O encontro, por ser contingente, carrega as letras do dizer verdadeiro, não anula a falta de relação sexual, porém avança pelo escrever. Enfim, a suplência que é o amor cessa de não se escrever dando oportunidade que entre dois sujeitos se possa fazer a carta d’(a)muro (a/mour) (Seminário XXI, aula de 13/11/1973). Seria possível inventar algo menos estereotipado que a perversão? Desafio de um hetero erotismo. Lacan o propõe, porém sem muita esperança, ao não vislumbrar anúncio de um resultado tão promissor. Silvia Amigo (2014) propõe uma quarta identificação, uma vez extinta a transferência: trânsito de sintoma ao sinthome sendo possível amar seu inconsciente em lugar de gozar dele. Tempo de ter vencido o desejo de não saber, dando lugar ao analista que se arrisca no desejo de saber. Por estar advertido do não-todo e fora dos limites do pai Ideal, o sujeito poderá desejar e amar, vivendo a experiência de viver o amor que permita ao gozo condescender ao desejo. Encontros e reencontros não previsíveis, senão que fazem surpresa. O amor visa o ser (do Outro) que “ia ser” ou “que por ser, fez surpresa” (Seminário XX). Sem condições de tempo pois, como expressa o poeta Vinícius de Moraes, “que não seja imortal, posto que é chama, mas que seja infinito enquanto dure”.
REFERÊNCIAS BIBLIOGRÁFICAS
CANCINA, P. El puzzle de um padre.

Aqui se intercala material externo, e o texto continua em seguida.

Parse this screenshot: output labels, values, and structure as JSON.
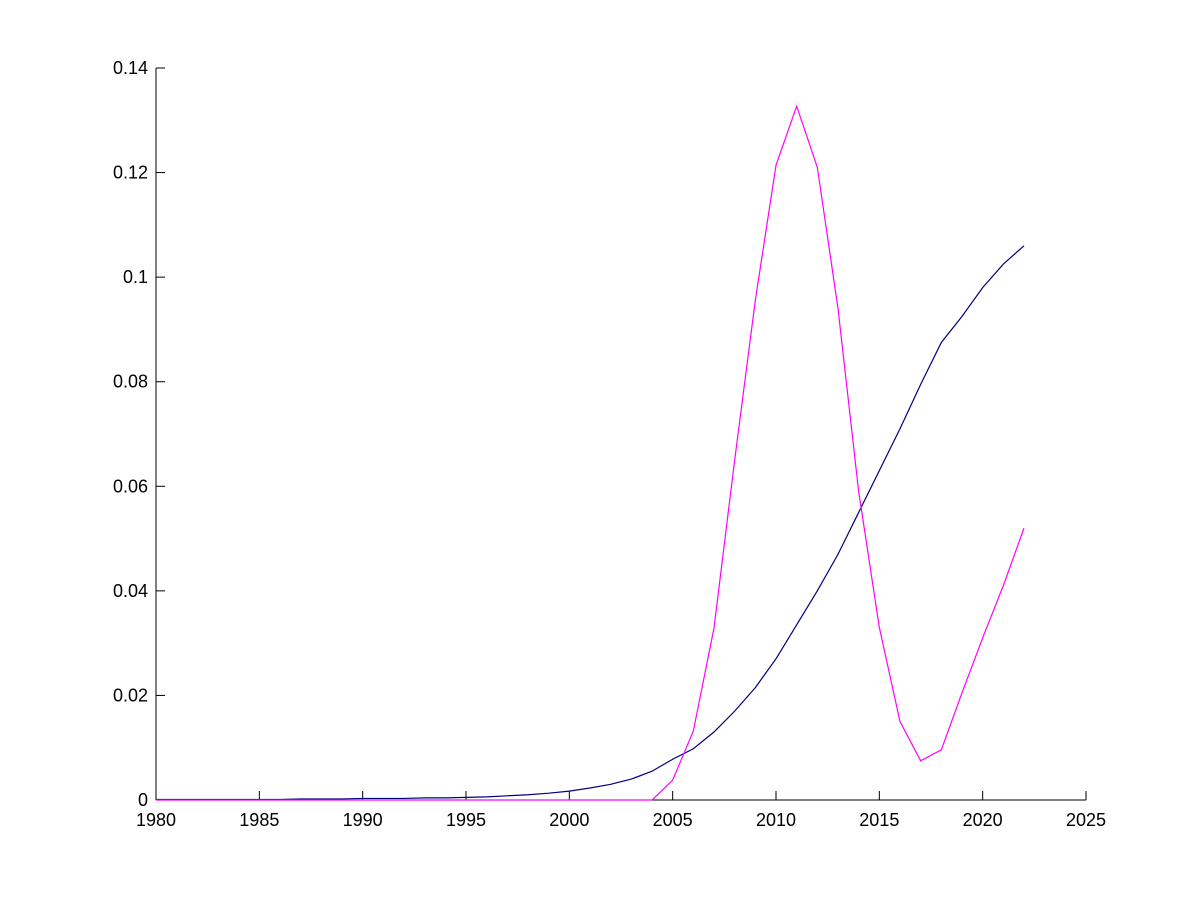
{
  "chart_data": {
    "type": "line",
    "x": [
      1980,
      1981,
      1982,
      1983,
      1984,
      1985,
      1986,
      1987,
      1988,
      1989,
      1990,
      1991,
      1992,
      1993,
      1994,
      1995,
      1996,
      1997,
      1998,
      1999,
      2000,
      2001,
      2002,
      2003,
      2004,
      2005,
      2006,
      2007,
      2008,
      2009,
      2010,
      2011,
      2012,
      2013,
      2014,
      2015,
      2016,
      2017,
      2018,
      2019,
      2020,
      2021,
      2022
    ],
    "series": [
      {
        "color": "#000080",
        "values": [
          0.0001,
          0.0001,
          0.0001,
          0.0001,
          0.0001,
          0.0001,
          0.0001,
          0.0002,
          0.0002,
          0.0002,
          0.0003,
          0.0003,
          0.0003,
          0.0004,
          0.0004,
          0.0005,
          0.0006,
          0.0008,
          0.001,
          0.0013,
          0.0017,
          0.0023,
          0.003,
          0.004,
          0.0055,
          0.0078,
          0.0098,
          0.013,
          0.017,
          0.0215,
          0.027,
          0.0335,
          0.04,
          0.047,
          0.055,
          0.063,
          0.071,
          0.0795,
          0.0875,
          0.0925,
          0.098,
          0.1025,
          0.106
        ]
      },
      {
        "color": "#ff00ff",
        "values": [
          0,
          0,
          0,
          0,
          0,
          0,
          0,
          0,
          0,
          0,
          0,
          0,
          0,
          0,
          0,
          0,
          0,
          0,
          0,
          0,
          0,
          0,
          0,
          0,
          0,
          0.0038,
          0.0132,
          0.0329,
          0.065,
          0.0956,
          0.1214,
          0.1327,
          0.121,
          0.094,
          0.059,
          0.033,
          0.015,
          0.0075,
          0.0096,
          0.0205,
          0.031,
          0.041,
          0.052
        ]
      }
    ],
    "xlim": [
      1980,
      2025
    ],
    "xticks": [
      1980,
      1985,
      1990,
      1995,
      2000,
      2005,
      2010,
      2015,
      2020,
      2025
    ],
    "ylim": [
      0,
      0.14
    ],
    "yticks": [
      0,
      0.02,
      0.04,
      0.06,
      0.08,
      0.1,
      0.12,
      0.14
    ]
  }
}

Buenos Aires: Letra Viva, 2014.
LACAN, J. O mito individual do neurótico, Rio de Janeiro: Zahar Ed., 2008.
_______ Seminário XI (1979). Rio Janeiro: Zahar Ed., 1979.
_______ Seminário XX (1972-1973), versão crítica Ricardo Rodriguez Ponte, circulação interna da Escuela Freudiana de Buenos Aires.
_______ Seminário XXI (1973-1974), Os não-tolos vagueiam, circulação exclusiva para membros da espaço Moebius, Bahia, 2016.
_______ Seminário XXII (1974-1975), versão para circulação interna.
_______ Seminário XXIII (1975-1976). Rio de Janeiro: Zahar Ed., 2007.
PORGE, E. O arrebatamento de Lacan. São Paulo: Aller Ed., 2019.